Muitas vezes, essa aproximação acontece por acaso. Um livro cai nas mãos do jovem (hoje, mais afoito por um celular ou iPad), porque ele simplesmente gostou do título, porque um amigo leu e curtiu ou porque viu na biblioteca da escola e resolveu abrir. Ou, ainda, porque foi “convidado” a fazê-lo, ou, mais exatamente, por imposição mesmo.

Como é comum a essa etapa da vida, em muitas situações, mesmo apreciando alguma obra, a tendência primeira do adolescente é torcer o nariz, encher a narrativa de defeitos, até não prosseguir na leitura. Os motivos também são vários: por falta de fôlego, pelos desafios impostos pelo texto, porque um adulto disse que é bom e o jovem precisa se diferenciar dos pais ou do professor. É compreensível.

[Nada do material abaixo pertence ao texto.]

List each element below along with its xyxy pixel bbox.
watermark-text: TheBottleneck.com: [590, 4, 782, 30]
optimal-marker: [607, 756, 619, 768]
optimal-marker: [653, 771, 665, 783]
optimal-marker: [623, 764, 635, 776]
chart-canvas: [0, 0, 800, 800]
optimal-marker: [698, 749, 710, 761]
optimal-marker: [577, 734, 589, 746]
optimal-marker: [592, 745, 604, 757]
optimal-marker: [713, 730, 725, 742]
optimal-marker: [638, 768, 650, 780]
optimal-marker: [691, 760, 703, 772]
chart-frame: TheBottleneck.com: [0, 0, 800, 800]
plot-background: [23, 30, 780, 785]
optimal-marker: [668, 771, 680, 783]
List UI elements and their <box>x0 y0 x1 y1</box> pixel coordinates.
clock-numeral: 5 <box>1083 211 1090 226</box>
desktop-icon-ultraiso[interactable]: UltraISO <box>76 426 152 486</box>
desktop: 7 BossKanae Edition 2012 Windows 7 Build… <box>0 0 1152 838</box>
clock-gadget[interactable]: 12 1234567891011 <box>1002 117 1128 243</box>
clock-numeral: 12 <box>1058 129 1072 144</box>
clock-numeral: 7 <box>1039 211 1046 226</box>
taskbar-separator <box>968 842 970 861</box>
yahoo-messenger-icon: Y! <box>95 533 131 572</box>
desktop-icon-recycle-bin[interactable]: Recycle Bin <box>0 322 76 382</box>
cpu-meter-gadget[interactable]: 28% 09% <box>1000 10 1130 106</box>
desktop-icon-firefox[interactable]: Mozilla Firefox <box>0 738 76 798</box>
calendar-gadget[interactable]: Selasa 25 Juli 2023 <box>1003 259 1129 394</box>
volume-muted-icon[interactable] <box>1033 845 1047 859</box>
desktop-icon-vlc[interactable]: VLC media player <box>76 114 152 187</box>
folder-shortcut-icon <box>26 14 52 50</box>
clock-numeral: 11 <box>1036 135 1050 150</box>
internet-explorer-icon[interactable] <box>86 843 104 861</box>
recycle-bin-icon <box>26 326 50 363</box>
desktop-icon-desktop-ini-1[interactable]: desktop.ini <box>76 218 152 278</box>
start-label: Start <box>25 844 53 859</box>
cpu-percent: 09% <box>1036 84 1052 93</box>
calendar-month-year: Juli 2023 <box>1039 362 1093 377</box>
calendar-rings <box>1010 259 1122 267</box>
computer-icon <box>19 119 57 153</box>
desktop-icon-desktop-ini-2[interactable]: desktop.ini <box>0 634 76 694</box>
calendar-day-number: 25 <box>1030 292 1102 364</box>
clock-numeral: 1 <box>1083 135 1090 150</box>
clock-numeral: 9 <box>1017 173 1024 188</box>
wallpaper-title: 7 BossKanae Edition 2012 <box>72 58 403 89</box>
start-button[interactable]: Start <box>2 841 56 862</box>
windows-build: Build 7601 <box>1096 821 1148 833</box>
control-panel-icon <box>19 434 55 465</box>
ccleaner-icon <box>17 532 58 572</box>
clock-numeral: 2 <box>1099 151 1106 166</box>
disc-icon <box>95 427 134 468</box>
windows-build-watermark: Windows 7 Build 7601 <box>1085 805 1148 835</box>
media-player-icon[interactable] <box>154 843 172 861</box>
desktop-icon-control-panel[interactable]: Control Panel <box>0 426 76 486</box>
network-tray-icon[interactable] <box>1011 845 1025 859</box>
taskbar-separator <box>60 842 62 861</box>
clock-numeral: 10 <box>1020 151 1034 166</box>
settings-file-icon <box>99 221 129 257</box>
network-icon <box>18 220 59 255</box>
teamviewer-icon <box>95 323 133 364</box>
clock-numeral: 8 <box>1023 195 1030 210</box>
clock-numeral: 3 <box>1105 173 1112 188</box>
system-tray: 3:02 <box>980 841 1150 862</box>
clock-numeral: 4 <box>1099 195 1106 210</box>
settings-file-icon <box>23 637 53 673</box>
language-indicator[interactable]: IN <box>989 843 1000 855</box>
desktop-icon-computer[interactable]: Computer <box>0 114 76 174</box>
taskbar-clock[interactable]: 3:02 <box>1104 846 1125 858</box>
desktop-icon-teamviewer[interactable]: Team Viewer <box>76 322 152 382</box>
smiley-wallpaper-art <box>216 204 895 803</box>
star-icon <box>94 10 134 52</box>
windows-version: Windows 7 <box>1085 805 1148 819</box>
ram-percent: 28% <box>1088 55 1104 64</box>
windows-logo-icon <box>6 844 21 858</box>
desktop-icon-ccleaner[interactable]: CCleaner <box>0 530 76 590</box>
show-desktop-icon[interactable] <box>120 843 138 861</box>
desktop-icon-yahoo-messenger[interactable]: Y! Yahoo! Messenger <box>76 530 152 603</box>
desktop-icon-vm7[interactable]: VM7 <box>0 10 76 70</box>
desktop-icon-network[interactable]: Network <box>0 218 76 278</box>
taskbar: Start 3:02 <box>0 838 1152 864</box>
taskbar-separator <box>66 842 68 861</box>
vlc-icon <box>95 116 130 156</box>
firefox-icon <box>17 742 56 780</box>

Acontece que o gosto pelo ler, na maioria dos casos, é plantado muito antes, em um processo mais gradativo e espontâneo: com as histórias contadas pelos avós, com as leituras de um mesmo livro lido inúmeras vezes pelos pais antes de dormir, com o estímulo da escola, como já escrevi aqui em outro artigo.

Mas, mesmo esse prazer não tendo sido estimulado e descoberto na infância, é preciso acreditar, para muito além dos clichês sobre a leitura nessa faixa etária, que os adolescentes podem surpreender a qualquer momento, desde que sejam atingidos pela flecha do cupido de um bom autor, de um bom texto. É necessário, portanto, cautela antes das assertivas: olhos atentos para os estudiosos da área e outros tantos para a realidade ao redor.

Uma obra para se compreender a relação entre o jovem e a leitura

O livro Os jovens e a leitura – uma nova perspectiva (Editora 34, 2008, Selo “Altamente Recomendável” da FNLIJ), da antropóloga francesa Michèle Petit, despertou-me para o cuidado nas conclusões apressadas sobre o tema entre os adolescentes.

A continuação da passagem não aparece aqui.